Gdzieś pomiędzy Półwyspem Malajskim a Sumatrą.
Luty 1944 roku.
Trwa wojna.
Dziewięciu ocalałych rozbitków ze storpedowanego przez Japończyków statku "Empire Carew" dryfuje w łodzi ratunkowej z minimalnymi zapasami, ich sytuacja pogarsza się z dnia na dzień, wszystko wydaje się stracone.
Z czasem, niczym dar od bogów, zauważają na horyzoncie okręt wojenny. Okazuje się, że to opuszczona japońska „łajba”.
Ocalonym z pogromu marynarzom wydaje się, że zbawienie jest na wyciągnięcie ręki, jednak to zbawienie jest czymś, o co będą mogli się tylko pomodlić.
Gdy grupa ocalałych wchodzi na opuszczony pokład - rozpętuje się piekło.
Brutalny i krwawy horror wojenny, natężeniem koszmaru przywodzący na myśl filmy z serii „Hellraiser”, „Silent Hill” czy „Event Horizont”.
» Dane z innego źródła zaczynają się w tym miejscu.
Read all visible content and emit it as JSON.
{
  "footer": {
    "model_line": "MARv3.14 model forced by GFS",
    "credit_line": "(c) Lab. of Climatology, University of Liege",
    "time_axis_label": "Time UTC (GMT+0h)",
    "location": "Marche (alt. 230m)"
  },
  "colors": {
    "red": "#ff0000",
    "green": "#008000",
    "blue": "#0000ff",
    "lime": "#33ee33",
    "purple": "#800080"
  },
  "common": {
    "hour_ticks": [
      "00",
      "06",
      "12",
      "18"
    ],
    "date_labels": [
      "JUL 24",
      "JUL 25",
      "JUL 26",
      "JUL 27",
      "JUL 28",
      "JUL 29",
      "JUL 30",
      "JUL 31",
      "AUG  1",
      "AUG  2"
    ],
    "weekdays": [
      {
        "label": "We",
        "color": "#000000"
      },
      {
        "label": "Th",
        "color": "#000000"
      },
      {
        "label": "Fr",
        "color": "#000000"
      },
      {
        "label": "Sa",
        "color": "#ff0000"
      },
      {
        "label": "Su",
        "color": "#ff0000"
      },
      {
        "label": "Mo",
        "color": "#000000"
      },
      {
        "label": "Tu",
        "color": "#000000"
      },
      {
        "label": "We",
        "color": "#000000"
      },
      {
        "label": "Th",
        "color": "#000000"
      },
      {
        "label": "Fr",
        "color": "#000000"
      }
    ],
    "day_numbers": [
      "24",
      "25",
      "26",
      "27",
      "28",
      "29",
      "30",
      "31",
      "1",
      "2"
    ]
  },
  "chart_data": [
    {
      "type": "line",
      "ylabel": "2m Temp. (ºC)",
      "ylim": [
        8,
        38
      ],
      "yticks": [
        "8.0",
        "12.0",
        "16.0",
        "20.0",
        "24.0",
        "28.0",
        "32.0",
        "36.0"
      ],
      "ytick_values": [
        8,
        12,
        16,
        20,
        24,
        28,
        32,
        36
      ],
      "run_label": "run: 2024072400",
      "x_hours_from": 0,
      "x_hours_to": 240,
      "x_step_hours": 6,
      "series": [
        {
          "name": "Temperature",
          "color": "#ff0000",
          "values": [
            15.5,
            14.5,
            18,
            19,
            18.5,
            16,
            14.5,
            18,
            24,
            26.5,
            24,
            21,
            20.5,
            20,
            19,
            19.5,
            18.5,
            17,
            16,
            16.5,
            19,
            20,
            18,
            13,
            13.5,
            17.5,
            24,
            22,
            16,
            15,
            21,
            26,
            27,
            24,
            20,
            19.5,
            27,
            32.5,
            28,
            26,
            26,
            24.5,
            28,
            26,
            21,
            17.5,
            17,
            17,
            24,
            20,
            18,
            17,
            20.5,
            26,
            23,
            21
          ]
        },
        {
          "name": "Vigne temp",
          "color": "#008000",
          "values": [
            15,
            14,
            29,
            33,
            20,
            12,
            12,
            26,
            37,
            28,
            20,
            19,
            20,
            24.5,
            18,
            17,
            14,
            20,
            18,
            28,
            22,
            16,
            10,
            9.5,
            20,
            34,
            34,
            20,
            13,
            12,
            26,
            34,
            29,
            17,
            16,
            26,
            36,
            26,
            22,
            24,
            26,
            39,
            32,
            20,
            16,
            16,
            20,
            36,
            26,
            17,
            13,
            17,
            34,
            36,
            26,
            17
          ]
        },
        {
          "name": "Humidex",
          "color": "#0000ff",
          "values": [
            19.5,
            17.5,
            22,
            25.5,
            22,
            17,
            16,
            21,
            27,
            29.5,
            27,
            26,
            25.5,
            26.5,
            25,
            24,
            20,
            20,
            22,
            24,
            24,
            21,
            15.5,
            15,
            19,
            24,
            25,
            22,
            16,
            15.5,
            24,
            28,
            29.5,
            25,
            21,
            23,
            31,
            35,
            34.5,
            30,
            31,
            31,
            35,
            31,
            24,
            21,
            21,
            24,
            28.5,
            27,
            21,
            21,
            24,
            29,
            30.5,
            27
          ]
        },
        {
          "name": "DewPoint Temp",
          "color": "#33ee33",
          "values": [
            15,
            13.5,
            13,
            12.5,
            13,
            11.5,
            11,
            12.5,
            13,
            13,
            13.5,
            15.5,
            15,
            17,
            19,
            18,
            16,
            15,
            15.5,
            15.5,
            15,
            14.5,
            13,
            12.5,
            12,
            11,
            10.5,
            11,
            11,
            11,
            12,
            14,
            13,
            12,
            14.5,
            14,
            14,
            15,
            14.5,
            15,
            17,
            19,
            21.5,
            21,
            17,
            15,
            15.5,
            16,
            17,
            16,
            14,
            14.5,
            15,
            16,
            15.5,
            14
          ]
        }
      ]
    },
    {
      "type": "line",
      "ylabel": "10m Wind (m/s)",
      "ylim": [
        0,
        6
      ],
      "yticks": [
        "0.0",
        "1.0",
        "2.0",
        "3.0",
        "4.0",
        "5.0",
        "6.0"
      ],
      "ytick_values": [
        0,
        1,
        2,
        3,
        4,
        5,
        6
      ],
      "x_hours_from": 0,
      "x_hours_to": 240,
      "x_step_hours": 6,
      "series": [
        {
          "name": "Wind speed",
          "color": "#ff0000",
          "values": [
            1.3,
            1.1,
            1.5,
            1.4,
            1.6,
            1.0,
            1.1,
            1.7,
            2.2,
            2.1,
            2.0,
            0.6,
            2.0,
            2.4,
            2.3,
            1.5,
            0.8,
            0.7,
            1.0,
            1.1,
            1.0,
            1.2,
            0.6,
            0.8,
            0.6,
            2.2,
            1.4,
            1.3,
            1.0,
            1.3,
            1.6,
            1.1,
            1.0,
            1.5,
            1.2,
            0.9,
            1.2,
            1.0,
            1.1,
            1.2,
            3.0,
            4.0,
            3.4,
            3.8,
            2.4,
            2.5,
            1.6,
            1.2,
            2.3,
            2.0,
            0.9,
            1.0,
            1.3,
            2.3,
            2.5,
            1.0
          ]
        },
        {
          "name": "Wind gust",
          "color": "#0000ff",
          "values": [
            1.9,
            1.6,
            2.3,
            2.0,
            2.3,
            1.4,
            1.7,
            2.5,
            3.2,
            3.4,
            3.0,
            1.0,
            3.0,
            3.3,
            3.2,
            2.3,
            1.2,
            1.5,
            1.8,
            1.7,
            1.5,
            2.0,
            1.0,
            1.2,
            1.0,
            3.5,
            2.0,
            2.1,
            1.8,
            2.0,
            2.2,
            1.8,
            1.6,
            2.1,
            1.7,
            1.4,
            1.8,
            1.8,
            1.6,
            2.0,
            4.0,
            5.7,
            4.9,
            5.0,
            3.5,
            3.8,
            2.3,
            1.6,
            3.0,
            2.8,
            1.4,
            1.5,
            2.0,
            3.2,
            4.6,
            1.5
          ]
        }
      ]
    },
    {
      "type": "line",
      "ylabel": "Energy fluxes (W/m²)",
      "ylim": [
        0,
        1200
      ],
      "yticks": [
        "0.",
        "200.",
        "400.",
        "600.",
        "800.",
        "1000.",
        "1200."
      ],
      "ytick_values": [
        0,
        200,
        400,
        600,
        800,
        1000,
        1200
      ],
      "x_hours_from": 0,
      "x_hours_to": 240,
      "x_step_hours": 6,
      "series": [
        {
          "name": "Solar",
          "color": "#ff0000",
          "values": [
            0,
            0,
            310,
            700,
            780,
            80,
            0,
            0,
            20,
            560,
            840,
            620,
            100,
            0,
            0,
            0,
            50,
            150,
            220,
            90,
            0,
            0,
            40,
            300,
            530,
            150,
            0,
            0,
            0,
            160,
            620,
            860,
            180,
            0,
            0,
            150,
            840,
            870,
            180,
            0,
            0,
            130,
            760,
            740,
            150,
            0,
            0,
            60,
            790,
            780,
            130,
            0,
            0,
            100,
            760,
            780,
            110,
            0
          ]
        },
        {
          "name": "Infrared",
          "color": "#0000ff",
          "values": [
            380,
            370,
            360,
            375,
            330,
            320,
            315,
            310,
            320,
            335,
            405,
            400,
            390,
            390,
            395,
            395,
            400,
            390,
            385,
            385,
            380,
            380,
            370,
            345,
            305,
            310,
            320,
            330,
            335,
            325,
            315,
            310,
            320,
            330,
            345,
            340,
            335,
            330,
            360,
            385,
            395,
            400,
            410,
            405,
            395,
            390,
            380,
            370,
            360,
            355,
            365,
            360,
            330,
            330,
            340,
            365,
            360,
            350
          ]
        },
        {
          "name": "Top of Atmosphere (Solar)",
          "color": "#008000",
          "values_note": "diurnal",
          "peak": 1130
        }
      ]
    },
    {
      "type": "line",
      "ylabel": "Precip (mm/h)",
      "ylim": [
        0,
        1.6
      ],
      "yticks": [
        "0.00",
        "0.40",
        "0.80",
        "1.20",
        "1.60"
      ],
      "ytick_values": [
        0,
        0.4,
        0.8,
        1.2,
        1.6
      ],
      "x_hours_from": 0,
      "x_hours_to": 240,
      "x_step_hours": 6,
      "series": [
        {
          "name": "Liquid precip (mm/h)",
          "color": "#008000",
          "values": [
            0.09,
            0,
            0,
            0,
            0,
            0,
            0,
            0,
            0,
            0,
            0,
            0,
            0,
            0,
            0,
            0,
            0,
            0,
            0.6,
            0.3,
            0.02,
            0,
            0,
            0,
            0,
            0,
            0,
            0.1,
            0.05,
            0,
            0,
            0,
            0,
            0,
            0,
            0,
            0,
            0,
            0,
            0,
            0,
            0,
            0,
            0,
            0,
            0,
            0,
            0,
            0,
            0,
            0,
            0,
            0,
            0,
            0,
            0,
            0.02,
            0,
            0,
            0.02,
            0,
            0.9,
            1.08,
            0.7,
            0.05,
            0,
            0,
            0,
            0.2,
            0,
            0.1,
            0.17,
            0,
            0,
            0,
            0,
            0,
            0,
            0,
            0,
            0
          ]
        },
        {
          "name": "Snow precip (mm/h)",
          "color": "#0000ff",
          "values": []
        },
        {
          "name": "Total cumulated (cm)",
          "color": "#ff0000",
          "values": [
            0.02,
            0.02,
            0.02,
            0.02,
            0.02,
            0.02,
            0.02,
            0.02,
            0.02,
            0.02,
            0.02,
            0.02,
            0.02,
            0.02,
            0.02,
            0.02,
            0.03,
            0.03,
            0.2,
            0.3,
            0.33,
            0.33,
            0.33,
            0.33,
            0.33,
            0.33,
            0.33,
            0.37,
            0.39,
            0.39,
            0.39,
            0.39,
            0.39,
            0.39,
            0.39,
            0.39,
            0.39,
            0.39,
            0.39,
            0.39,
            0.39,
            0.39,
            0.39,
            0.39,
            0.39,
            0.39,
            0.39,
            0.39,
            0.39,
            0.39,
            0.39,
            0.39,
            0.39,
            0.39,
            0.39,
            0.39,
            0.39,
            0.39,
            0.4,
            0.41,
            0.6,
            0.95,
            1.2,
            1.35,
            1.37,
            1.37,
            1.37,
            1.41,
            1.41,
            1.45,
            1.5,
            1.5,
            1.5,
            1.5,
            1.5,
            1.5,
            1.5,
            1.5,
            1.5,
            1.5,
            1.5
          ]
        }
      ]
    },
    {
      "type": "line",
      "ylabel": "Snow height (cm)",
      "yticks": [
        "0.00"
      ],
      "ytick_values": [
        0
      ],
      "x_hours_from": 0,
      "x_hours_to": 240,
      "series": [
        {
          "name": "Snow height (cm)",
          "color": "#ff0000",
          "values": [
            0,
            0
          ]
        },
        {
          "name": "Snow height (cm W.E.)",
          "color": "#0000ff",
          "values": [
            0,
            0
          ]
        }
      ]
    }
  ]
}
Piekielne statki (ang. Hellships) – japońskie statki i okręty, które w czasie wojny na Pacyfiku służyły do transportu alianckich jeńców wojennych. Japońskie źródła podają, że spośród około 50 tys. jeńców, których przewożono „piekielnymi statkami”, blisko 10,8 tys. poniosło śmierć w trakcie rejsu. Według niektórych badaczy liczba ofiar mogła jednak sięgnąć nawet do 22 tysięcy.
--
Premiera jeszcze w tym roku, ale raczej jakoś na jesieni.